Маню даже не лечили, тихая ее шизофрения никому не мешала и никого не расстраивала. О видениях ее говорили улыбаясь — печально или сочувственно. Кроме сыновей, разумеется, — тем болезнь матери была горька. Ткачиха на джутовой фабрике, она слыла аккуратисткой, ее портрет висел на Доске почета, ее награждали премиями. Во всем остальном, кроме встреч с затаившимся мужем, она была нормальна: хорошо вела хозяйство, обмывала детей, была отзывчива и добра — проникновенно, душевно добра (такими умеют быть только те, которые по-настоящему, полно любят людей). Маленькая, худенькая, смирная, очень неторопливая, так и не отделавшаяся от немецкого акцента — она почти никогда не улыбалась, не повышала голоса, ни на кого не сердилась, ни к кому не придиралась, не знала бурных желаний, не ведала страстей — полная противоположность брату и сестре. Ею не восхищались, ей не удивлялись, ее не обижали, не ставили (кроме как на работе) в пример — она проходила по жизни тихонько и незаметно. Зато ее любили. Любили искренне.

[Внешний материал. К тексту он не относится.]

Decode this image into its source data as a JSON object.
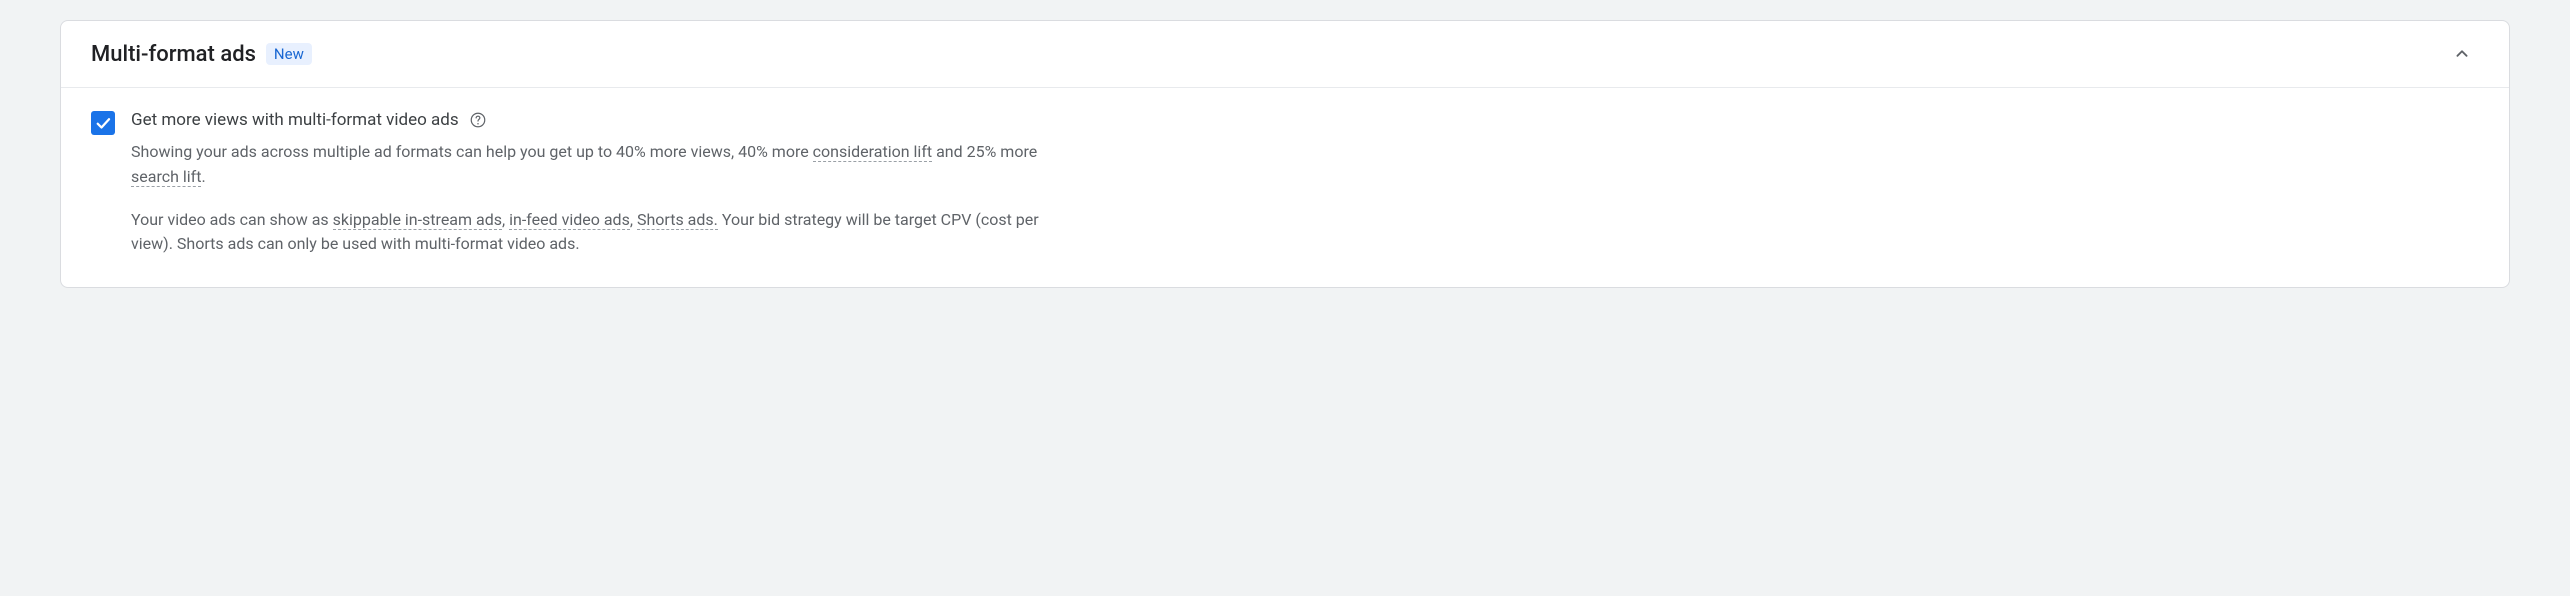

О тете Киле сказать можно гораздо больше, чем о Мане, но я не пишу биографий родственников. Киля была добра и бурна, взбалмошна и смиренна, деятельна и ленива. Она все могла сделать — кроме одного: устроить собственную жизнь. Мужа у нее так и не завелось, но сына Володю, моего двоюродного брата, она хоть и с трудом, но вывела в люди — в полулюди, в пожарники, сказала она как-то.